The Landgericht’s copyright chamber agreed with the claimant in seven of the twelve cases. The court disagreed with defendant and held that YouTube was not liable via the legal instrument of “Täterhaftung“, that is by actually having committed the infringing acts itself, but could only be held liable via the principle of disturber liability (“Störerhaftung”). The defendant had neither uploaded the videos, nor appropriated the content of the videos and thus was not itself
directly liable as “offender” (“Täter”) .
However, by having provided its video platform, the defendant had contributed to the infringing acts. These contributing acts resulted in the defendant having certain behavioural– and control duties and it was thus liable to stop the infringing acts as “disturber”. In particular, the defendant did not fulfil its duty to block the videos in question without delay after the claimant had informed it about the copyright infringements. In case of the seven videos YouTube only blocked access to the videos seven months after GEMA’s alert. Such a period of time did not qualify as “without delay”, the judges found.
As regards to the defendant’s further behavioural and control duties the court stressed that there was the need to conduct a test of proportionality, by which the respective interests and rights had to be balanced against each other. The court stressed that there should be no duties imposed on the defendant that would make its per se lawful business disproportionately difficult. However, the judges found that it was reasonable (“zumutbar”) after having been alerted of a copyright infringing act to to prevent future uploads of the same musical work (the same recording) by using filter software. Such software was already available to the defendant in the form of its Content-ID software, which the defendant had developed itself. The court held that the defendants had to use the software itself and could not leave this to its users, as the defendant had argued.
This decision is not yet final and can be appealed to the Higher Regional Court of Hamburg (and subsequently to the German Federal Supreme Court, the BGH).

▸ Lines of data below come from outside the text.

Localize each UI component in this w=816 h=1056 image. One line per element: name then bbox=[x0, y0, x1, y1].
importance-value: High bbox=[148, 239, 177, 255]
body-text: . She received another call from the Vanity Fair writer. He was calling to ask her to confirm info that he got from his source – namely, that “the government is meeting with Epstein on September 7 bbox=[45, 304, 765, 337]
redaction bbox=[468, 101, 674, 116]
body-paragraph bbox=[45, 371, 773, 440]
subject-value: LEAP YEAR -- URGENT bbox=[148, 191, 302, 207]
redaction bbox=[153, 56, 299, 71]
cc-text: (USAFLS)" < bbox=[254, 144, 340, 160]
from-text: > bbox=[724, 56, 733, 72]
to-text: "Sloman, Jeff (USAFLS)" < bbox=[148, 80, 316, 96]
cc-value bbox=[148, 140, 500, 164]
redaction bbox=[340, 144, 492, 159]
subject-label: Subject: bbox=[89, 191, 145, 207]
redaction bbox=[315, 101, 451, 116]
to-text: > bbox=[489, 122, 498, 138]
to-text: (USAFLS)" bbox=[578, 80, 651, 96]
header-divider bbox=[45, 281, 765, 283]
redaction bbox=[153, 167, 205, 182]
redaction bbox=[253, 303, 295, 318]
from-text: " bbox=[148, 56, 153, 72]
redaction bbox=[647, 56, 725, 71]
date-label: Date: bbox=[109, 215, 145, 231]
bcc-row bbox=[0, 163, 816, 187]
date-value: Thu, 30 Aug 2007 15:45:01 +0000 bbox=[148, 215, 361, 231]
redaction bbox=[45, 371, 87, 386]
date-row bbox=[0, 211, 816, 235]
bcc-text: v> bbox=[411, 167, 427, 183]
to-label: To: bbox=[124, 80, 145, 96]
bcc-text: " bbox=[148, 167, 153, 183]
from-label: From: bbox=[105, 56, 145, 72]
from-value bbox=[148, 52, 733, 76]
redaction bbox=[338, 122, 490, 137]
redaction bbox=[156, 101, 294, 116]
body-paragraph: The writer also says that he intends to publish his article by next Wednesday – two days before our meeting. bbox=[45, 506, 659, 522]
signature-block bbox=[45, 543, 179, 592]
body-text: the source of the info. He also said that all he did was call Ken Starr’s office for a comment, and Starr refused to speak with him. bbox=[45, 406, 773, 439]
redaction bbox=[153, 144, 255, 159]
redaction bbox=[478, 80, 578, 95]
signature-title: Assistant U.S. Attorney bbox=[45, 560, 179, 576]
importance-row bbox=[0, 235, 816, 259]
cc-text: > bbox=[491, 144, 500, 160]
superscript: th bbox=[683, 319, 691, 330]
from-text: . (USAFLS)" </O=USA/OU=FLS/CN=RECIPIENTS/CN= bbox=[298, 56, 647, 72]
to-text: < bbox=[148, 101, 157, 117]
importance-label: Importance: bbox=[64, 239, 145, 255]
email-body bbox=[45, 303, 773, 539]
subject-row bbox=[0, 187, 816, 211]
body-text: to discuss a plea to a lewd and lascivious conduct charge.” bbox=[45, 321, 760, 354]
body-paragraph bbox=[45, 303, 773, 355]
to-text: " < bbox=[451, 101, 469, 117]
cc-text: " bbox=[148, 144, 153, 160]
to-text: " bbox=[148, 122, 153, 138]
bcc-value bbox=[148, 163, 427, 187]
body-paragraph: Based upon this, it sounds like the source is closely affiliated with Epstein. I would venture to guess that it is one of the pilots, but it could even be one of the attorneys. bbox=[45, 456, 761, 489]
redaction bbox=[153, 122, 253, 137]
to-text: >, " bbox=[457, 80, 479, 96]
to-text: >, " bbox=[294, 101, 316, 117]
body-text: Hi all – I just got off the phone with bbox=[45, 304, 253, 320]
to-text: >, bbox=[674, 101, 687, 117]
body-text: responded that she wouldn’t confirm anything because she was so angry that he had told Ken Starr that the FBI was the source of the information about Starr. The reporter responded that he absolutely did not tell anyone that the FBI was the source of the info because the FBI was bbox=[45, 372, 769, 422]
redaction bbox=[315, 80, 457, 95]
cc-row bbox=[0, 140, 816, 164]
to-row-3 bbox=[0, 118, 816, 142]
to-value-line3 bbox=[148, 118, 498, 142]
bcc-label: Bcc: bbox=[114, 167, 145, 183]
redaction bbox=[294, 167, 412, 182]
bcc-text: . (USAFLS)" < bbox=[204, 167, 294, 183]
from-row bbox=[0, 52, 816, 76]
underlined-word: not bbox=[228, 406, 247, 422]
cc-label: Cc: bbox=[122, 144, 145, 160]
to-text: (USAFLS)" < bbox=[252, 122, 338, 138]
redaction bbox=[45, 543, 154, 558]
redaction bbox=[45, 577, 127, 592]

This Kat ventures the guess – and hopes - that this case will make it all the way to the BGH…. the questions raised are just too important. The court, by the way, is based in Hamburg, about 180 miles away from Berlin (which is quite a long way by continental European standards….).
According to what I've read, most probably there won't be an appeal,... it is expected that GEMA conclude with YouTube a new license agreement, and during the negotiations GEMA's position will be strenghten to a certain extant as a result of this ruling. Apart from that it wouldn't be good for GEMA if this case (if appealed) would end up at the CJEU. Well, I guess we won't see more judicial reasoning on these issues here.